The ‘Rangoon creeper’ (Quisqualis indica, Combretaceae) is a common and beloved vine in Southeast Asian gardens. It grows wild in the nearby national park and the wild form has established itself at Dokmai Garden where it climbs a mango tree.

If you buy a potted specimen at Chiang Mai’s Khamtieng flower market you are likely to get the garden cultivar ‘flore pleno’ which has more petals than the wild form. It is a common mutation in nature that male stamens become petals. Which of the two forms you like is just a matter of taste. The ‘flore pleno’ is still capable of reproduction, making fruits and seeds which germinate elsewhere.

At Dokmai Garden we use the ‘flore pleno’ as a living curtain  by growing it on an arbour. The white flowers open at night, but during the day the flowers develop more and more red colours to finally reach an almost metallic magenta. The fragrance is elegant and appealing, and native butterflies are attracted to the flowers.

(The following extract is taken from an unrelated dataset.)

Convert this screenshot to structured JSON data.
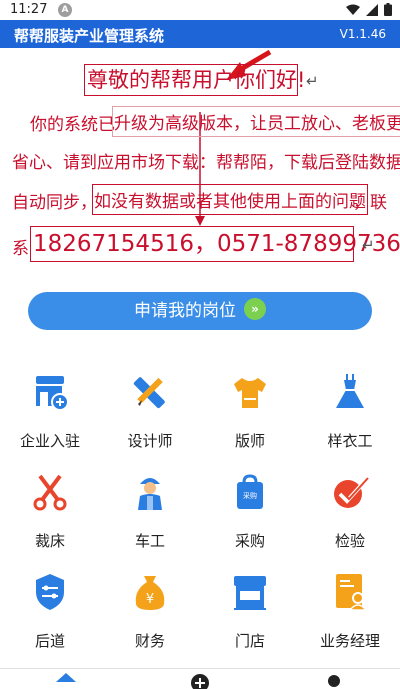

Today when we had our first visitor from Haiti I learnt that in Haiti they grow the wild form too (it is well spread in the tropics). As children they liked to make garlands of the flowers, simply by inserting the flower stalk into the mouth of another flower. Since the wild form has longer stalks it is more suitable than the ‘flore pleno’. We immediately tried it and it works very well.

The wild form of the rangoon creeper.

The garden selection ‘flore pleno’ has many more petals.